Returns the absolute value of the argument. May be negative if the input is min_value

include Round with type t := t
type t

round rounds an int to a multiple of a given to_multiple_of argument, according to a direction dir, with default dir being `Nearest. round will raise if to_multiple_of <= 0.

       | `Down    | rounds toward Int.neg_infinity                          |
       | `Up      | rounds toward Int.infinity                              |
       | `Nearest | rounds to the nearest multiple, or `Up in case of a tie |
       | `Zero    | rounds toward zero                                      |

Here are some examples for round ~to_multiple_of:10 for each direction:

       | `Down    | {10 .. 19} --> 10 | { 0 ... 9} --> 0 | {-10 ... -1} --> -10 |
       | `Up      | { 1 .. 10} --> 10 | {-9 ... 0} --> 0 | {-19 .. -10} --> -10 |
       | `Zero    | {10 .. 19} --> 10 | {-9 ... 9} --> 0 | {-19 .. -10} --> -10 |
       | `Nearest | { 5 .. 14} --> 10 | {-5 ... 4} --> 0 | {-15 ... -6} --> -10 |

For convenience and performance, there are variants of round with dir hard-coded. If you are writing performance-critical code you should use these.

val round : ?dir:[ `Zero | `Nearest | `Up | `Down ] ‑> t ‑> to_multiple_of:t ‑> t
val round_towards_zero : t ‑> to_multiple_of:t ‑> t
val round_down : t ‑> to_multiple_of:t ‑> t
val round_up : t ‑> to_multiple_of:t ‑> t
val round_nearest : t ‑> to_multiple_of:t ‑> t
val pow : t ‑> t ‑> t

pow base exponent returns base raised to the power of exponent.
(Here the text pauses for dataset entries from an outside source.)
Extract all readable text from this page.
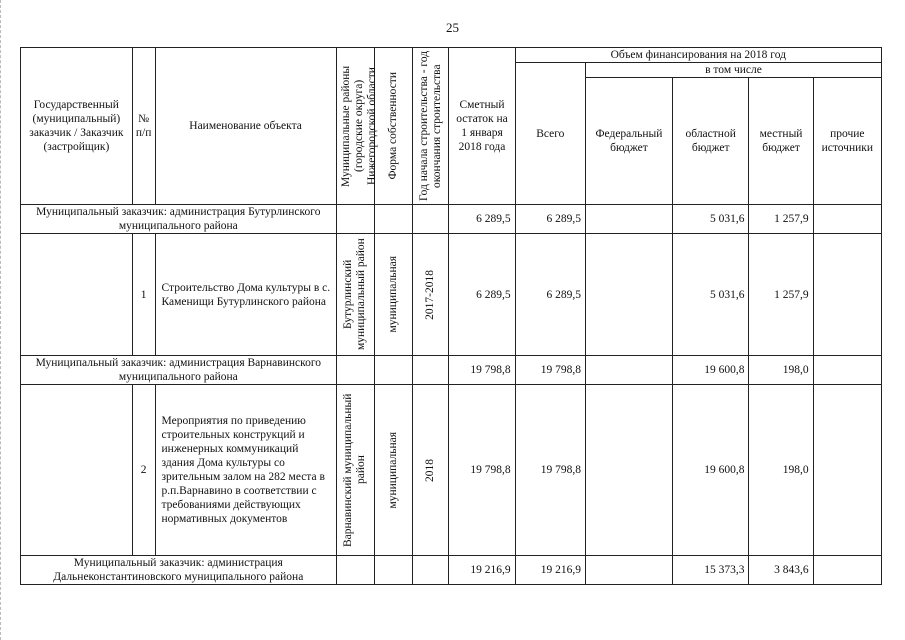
25
Государственный (муниципальный) заказчик / Заказчик (застройщик)	№ п/п	Наименование объекта	Муниципальные районы (городские округа) Нижегородской области	Форма собственности	Год начала строительства - год окончания строительства	Сметный остаток на 1 января 2018 года	Объем финансирования на 2018 год				
							Всего	в том числе			
								Федеральный бюджет	областной бюджет	местный бюджет	прочие источники
Муниципальный заказчик: администрация Бутурлинского муниципального района						6 289,5	6 289,5		5 031,6	1 257,9	
	1	Строительство Дома культуры в с. Каменищи Бутурлинского района	Бутурлинский муниципальный район	муниципальная	2017-2018	6 289,5	6 289,5		5 031,6	1 257,9	
Муниципальный заказчик: администрация Варнавинского муниципального района						19 798,8	19 798,8		19 600,8	198,0	
	2	Мероприятия по приведению строительных конструкций и инженерных коммуникаций здания Дома культуры со зрительным залом на 282 места в р.п.Варнавино в соответствии с требованиями действующих нормативных документов	Варнавинский муниципальный район	муниципальная	2018	19 798,8	19 798,8		19 600,8	198,0	
Муниципальный заказчик: администрация Дальнеконстантиновского муниципального района						19 216,9	19 216,9		15 373,3	3 843,6	
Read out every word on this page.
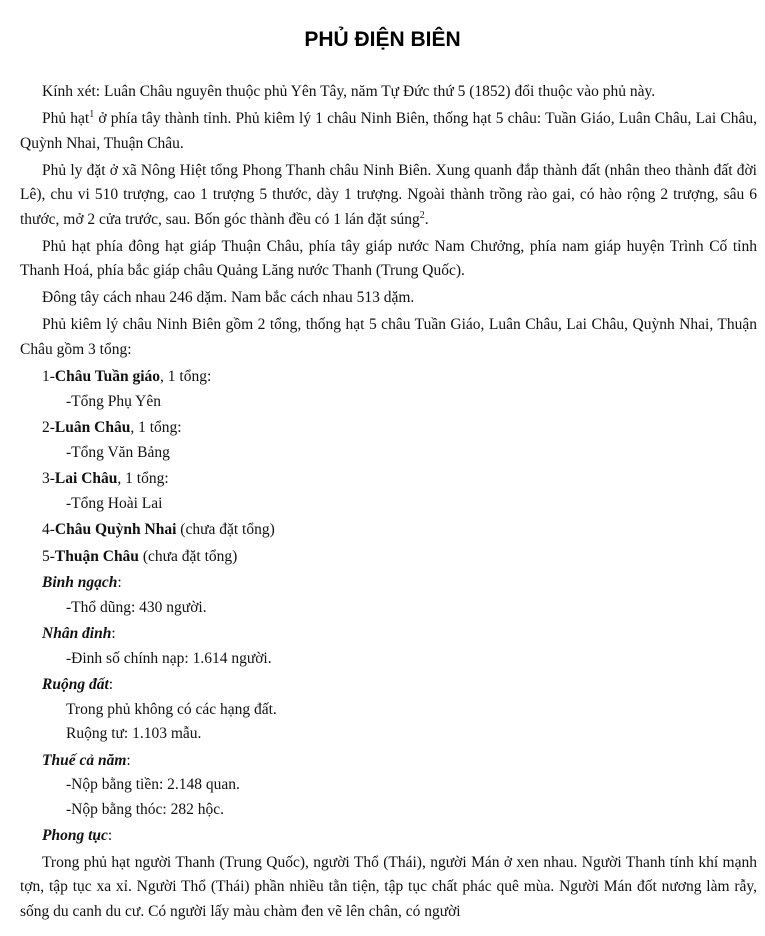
PHỦ ĐIỆN BIÊN

Kính xét: Luân Châu nguyên thuộc phủ Yên Tây, năm Tự Đức thứ 5 (1852) đổi thuộc vào phủ này.

Phủ hạt$^1$ ở phía tây thành tỉnh. Phủ kiêm lý 1 châu Ninh Biên, thống hạt 5 châu: Tuần Giáo, Luân Châu, Lai Châu, Quỳnh Nhai, Thuận Châu.

Phủ ly đặt ở xã Nông Hiệt tổng Phong Thanh châu Ninh Biên. Xung quanh đắp thành đất (nhân theo thành đất đời Lê), chu vi 510 trượng, cao 1 trượng 5 thước, dày 1 trượng. Ngoài thành trồng rào gai, có hào rộng 2 trượng, sâu 6 thước, mở 2 cửa trước, sau. Bốn góc thành đều có 1 lán đặt súng$^2$.

Phủ hạt phía đông hạt giáp Thuận Châu, phía tây giáp nước Nam Chưởng, phía nam giáp huyện Trình Cố tỉnh Thanh Hoá, phía bắc giáp châu Quảng Lăng nước Thanh (Trung Quốc).

Đông tây cách nhau 246 dặm. Nam bắc cách nhau 513 dặm.

Phủ kiêm lý châu Ninh Biên gồm 2 tổng, thống hạt 5 châu Tuần Giáo, Luân Châu, Lai Châu, Quỳnh Nhai, Thuận Châu gồm 3 tổng:

1-Châu Tuần giáo, 1 tổng:
-Tổng Phụ Yên
2-Luân Châu, 1 tổng:
-Tổng Văn Bảng
3-Lai Châu, 1 tổng:
-Tổng Hoài Lai
4-Châu Quỳnh Nhai (chưa đặt tổng)
5-Thuận Châu (chưa đặt tổng)
Binh ngạch:
-Thổ dũng: 430 người.
Nhân đinh:
-Đinh số chính nạp: 1.614 người.
Ruộng đất:
Trong phủ không có các hạng đất.
Ruộng tư: 1.103 mẫu.
Thuế cả năm:
-Nộp bằng tiền: 2.148 quan.
-Nộp bằng thóc: 282 hộc.
Phong tục:

Trong phủ hạt người Thanh (Trung Quốc), người Thổ (Thái), người Mán ở xen nhau. Người Thanh tính khí mạnh tợn, tập tục xa xỉ. Người Thổ (Thái) phần nhiều tằn tiện, tập tục chất phác quê mùa. Người Mán đốt nương làm rẫy, sống du canh du cư. Có người lấy màu chàm đen vẽ lên chân, có người
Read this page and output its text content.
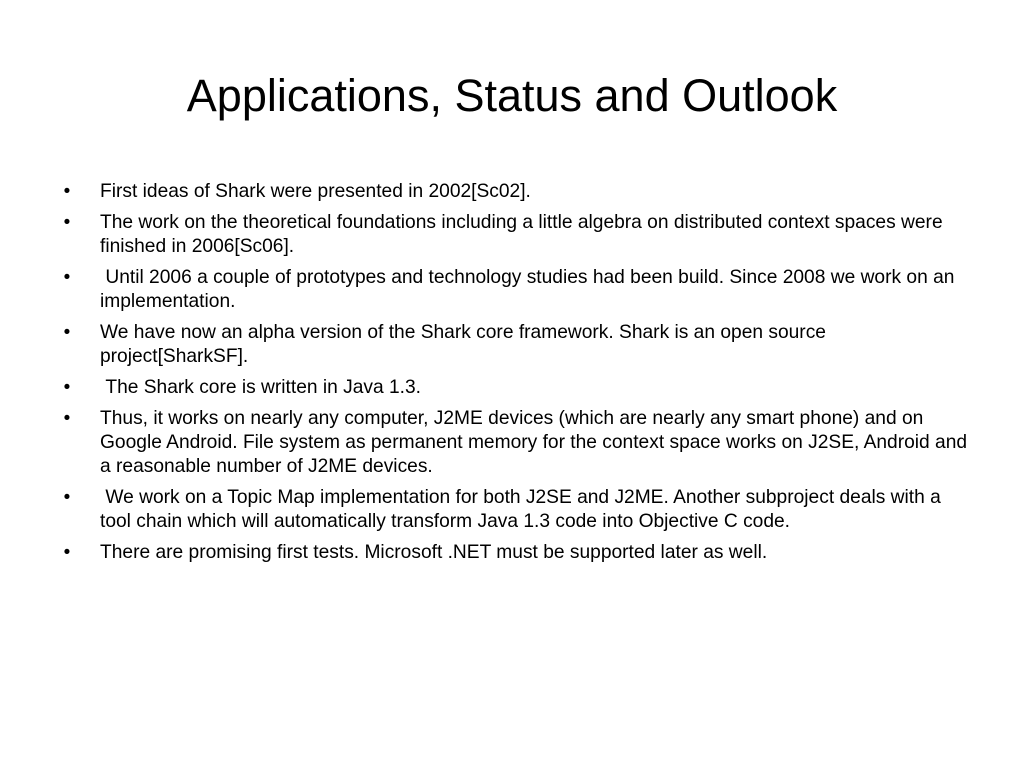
Applications, Status and Outlook
• First ideas of Shark were presented in 2002[Sc02].
• The work on the theoretical foundations including a little algebra on distributed context spaces were finished in 2006[Sc06].
• Until 2006 a couple of prototypes and technology studies had been build. Since 2008 we work on an implementation.
• We have now an alpha version of the Shark core framework. Shark is an open source project[SharkSF].
• The Shark core is written in Java 1.3.
• Thus, it works on nearly any computer, J2ME devices (which are nearly any smart phone) and on Google Android. File system as permanent memory for the context space works on J2SE, Android and a reasonable number of J2ME devices.
• We work on a Topic Map implementation for both J2SE and J2ME. Another subproject deals with a tool chain which will automatically transform Java 1.3 code into Objective C code.
• There are promising first tests. Microsoft .NET must be supported later as well.
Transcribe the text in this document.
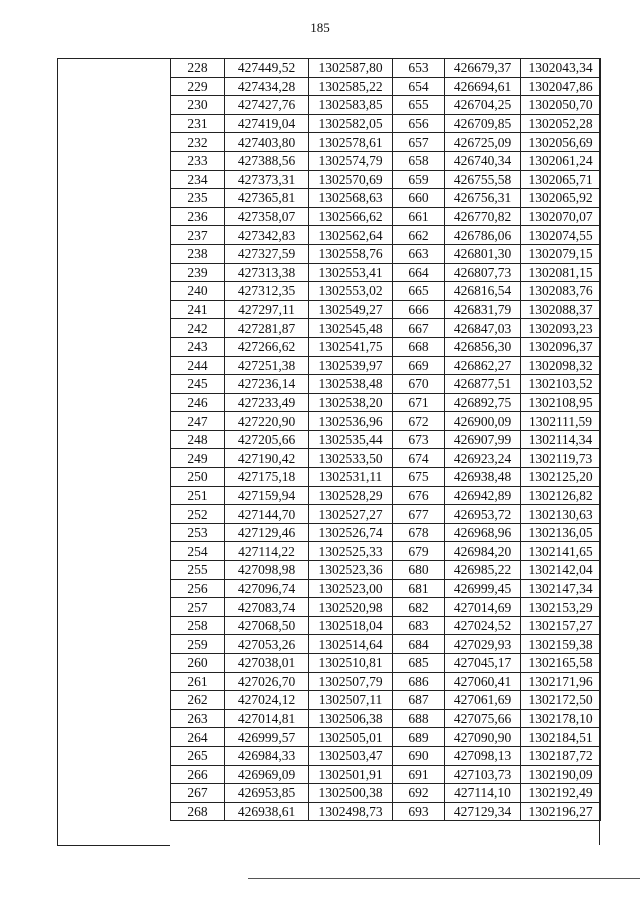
185
228	427449,52	1302587,80	653	426679,37	1302043,34
229	427434,28	1302585,22	654	426694,61	1302047,86
230	427427,76	1302583,85	655	426704,25	1302050,70
231	427419,04	1302582,05	656	426709,85	1302052,28
232	427403,80	1302578,61	657	426725,09	1302056,69
233	427388,56	1302574,79	658	426740,34	1302061,24
234	427373,31	1302570,69	659	426755,58	1302065,71
235	427365,81	1302568,63	660	426756,31	1302065,92
236	427358,07	1302566,62	661	426770,82	1302070,07
237	427342,83	1302562,64	662	426786,06	1302074,55
238	427327,59	1302558,76	663	426801,30	1302079,15
239	427313,38	1302553,41	664	426807,73	1302081,15
240	427312,35	1302553,02	665	426816,54	1302083,76
241	427297,11	1302549,27	666	426831,79	1302088,37
242	427281,87	1302545,48	667	426847,03	1302093,23
243	427266,62	1302541,75	668	426856,30	1302096,37
244	427251,38	1302539,97	669	426862,27	1302098,32
245	427236,14	1302538,48	670	426877,51	1302103,52
246	427233,49	1302538,20	671	426892,75	1302108,95
247	427220,90	1302536,96	672	426900,09	1302111,59
248	427205,66	1302535,44	673	426907,99	1302114,34
249	427190,42	1302533,50	674	426923,24	1302119,73
250	427175,18	1302531,11	675	426938,48	1302125,20
251	427159,94	1302528,29	676	426942,89	1302126,82
252	427144,70	1302527,27	677	426953,72	1302130,63
253	427129,46	1302526,74	678	426968,96	1302136,05
254	427114,22	1302525,33	679	426984,20	1302141,65
255	427098,98	1302523,36	680	426985,22	1302142,04
256	427096,74	1302523,00	681	426999,45	1302147,34
257	427083,74	1302520,98	682	427014,69	1302153,29
258	427068,50	1302518,04	683	427024,52	1302157,27
259	427053,26	1302514,64	684	427029,93	1302159,38
260	427038,01	1302510,81	685	427045,17	1302165,58
261	427026,70	1302507,79	686	427060,41	1302171,96
262	427024,12	1302507,11	687	427061,69	1302172,50
263	427014,81	1302506,38	688	427075,66	1302178,10
264	426999,57	1302505,01	689	427090,90	1302184,51
265	426984,33	1302503,47	690	427098,13	1302187,72
266	426969,09	1302501,91	691	427103,73	1302190,09
267	426953,85	1302500,38	692	427114,10	1302192,49
268	426938,61	1302498,73	693	427129,34	1302196,27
It is OK if base <= 0. pow raises if exponent < 0, or an integer overflow would occur.

Bit-wise logical operations
val bit_and : t ‑> t ‑> t
val bit_or : t ‑> t ‑> t
val bit_xor : t ‑> t ‑> t
val bit_not : t ‑> t
Bit-shifting operations

The results are unspecified for negative shifts and shifts >= num_bits

val shift_left : t ‑> int ‑> t

shifts left, filling in with zeroes

val shift_right : t ‑> int ‑> t

shifts right, preserving the sign of the input.

Increment and decrement functions for integer references
val decr : t Base__.Import.ref ‑> unit
val incr : t Base__.Import.ref ‑> unit
Population count
val popcount : t ‑> int

returns the number of 1 bits in the binary representation of the input

Conversion functions to related integer types
val of_int32_exn : int32 ‑> t
val to_int32_exn : t ‑> int32
val of_int64_exn : int64 ‑> t
val to_int64 : t ‑> int64
val of_nativeint_exn : nativeint ‑> t
val to_nativeint_exn : t ‑> nativeint
val of_float_unchecked : float ‑> t

of_float_unchecked truncates the given floating point number to an integer, rounding towards zero. The result is unspecified if the argument is nan or falls outside the range of representable integers.